The city was originally notified of the problem when there was excess water, according to Holestine. “There were spots with bubbles coming up,” he said. “When I went there with Dean Wang (the president of the Bank of Baker), we could see some air bubbles coming up in the grass. That told us that the water was working its way to the surface.

“Because it was not an emergency - because it wasn’t shooting out of the ground - the one call situation takes three business days. We had to wait until basically Thursday of  last week to dig that.”

Once the city crew unearthed the problem and found the cause was on the private line into the bank, it was referred to a local plumber by the bank, the public works director said. “Anything on either side of the stand pipe, it is a private line. The only thing the city actually owns is the main line that runs in the street.

“Any of the service lines that run off of that - from the main line all the way to the address - are private,” he explained. “The city does take responsibility for the stand pipes and we do have the fund that does that. If the stand pipes are deemed to be leaking, then we do go in there and fix that.”

That meant a private plumber had to come in at the bank’s expense to fix the leaking pipe on the private portion of the line.”

The repairs have been tested, Holestine said. “Everything is good as of right now.”

He added that the incident gave the city the chance to replace the older valves with new ones. “We are currently replacing anything and everything we can. If there is a situation it is being replaced and brought up to current standards. Our entire town is in the process of being GPS-located and marked for all sewer lines, sewer manhole covers, water lines and all the valves to do with both.”

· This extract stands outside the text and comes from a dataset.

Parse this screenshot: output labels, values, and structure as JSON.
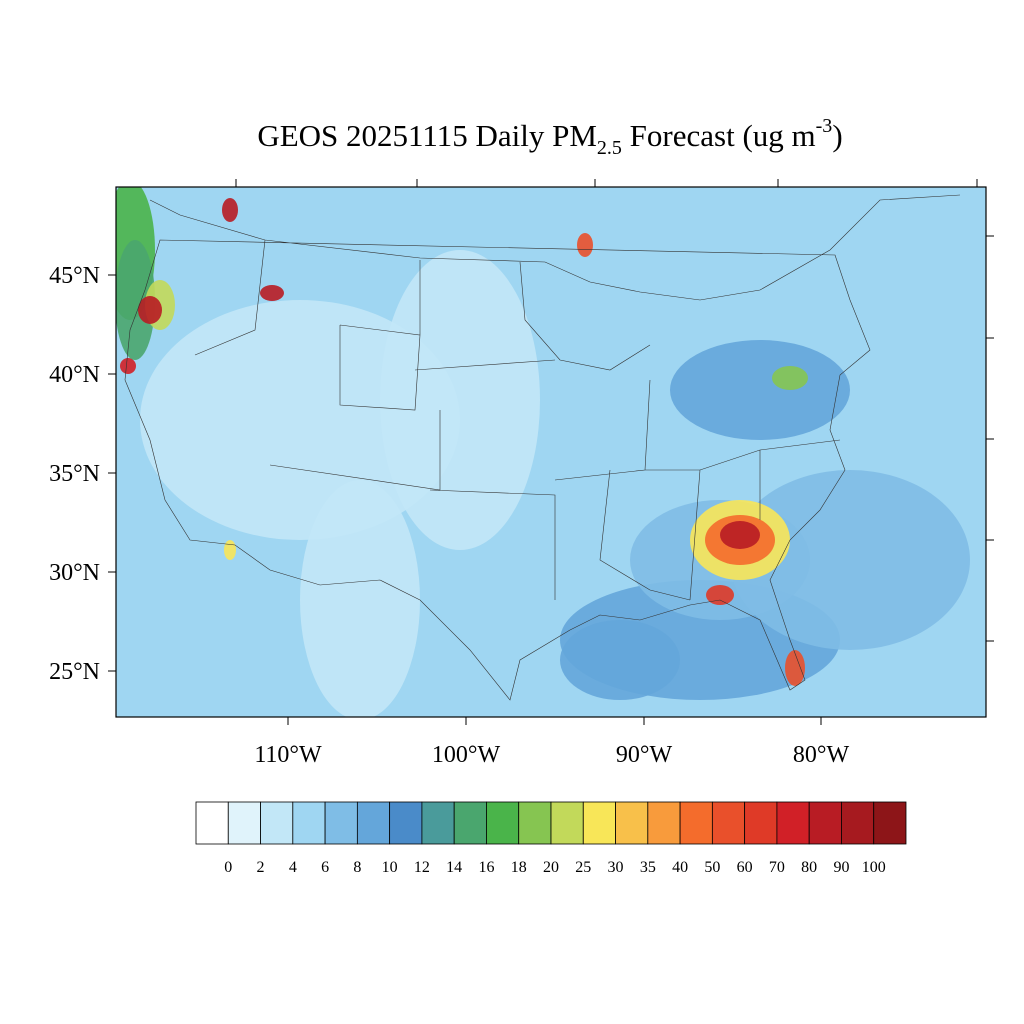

The GPS upgrade for the entire system should be finished sometime during the summer. “You can find any of these valves or manhole covers under snow even (once GPS is fully operational). The GPS would bring you right there and then you did a small little area instead of a 20 by 20. With the GPS location, you could stand right on top of it and just dig. It is a lot more efficient. We have been working on that for two years now,” Holestine said.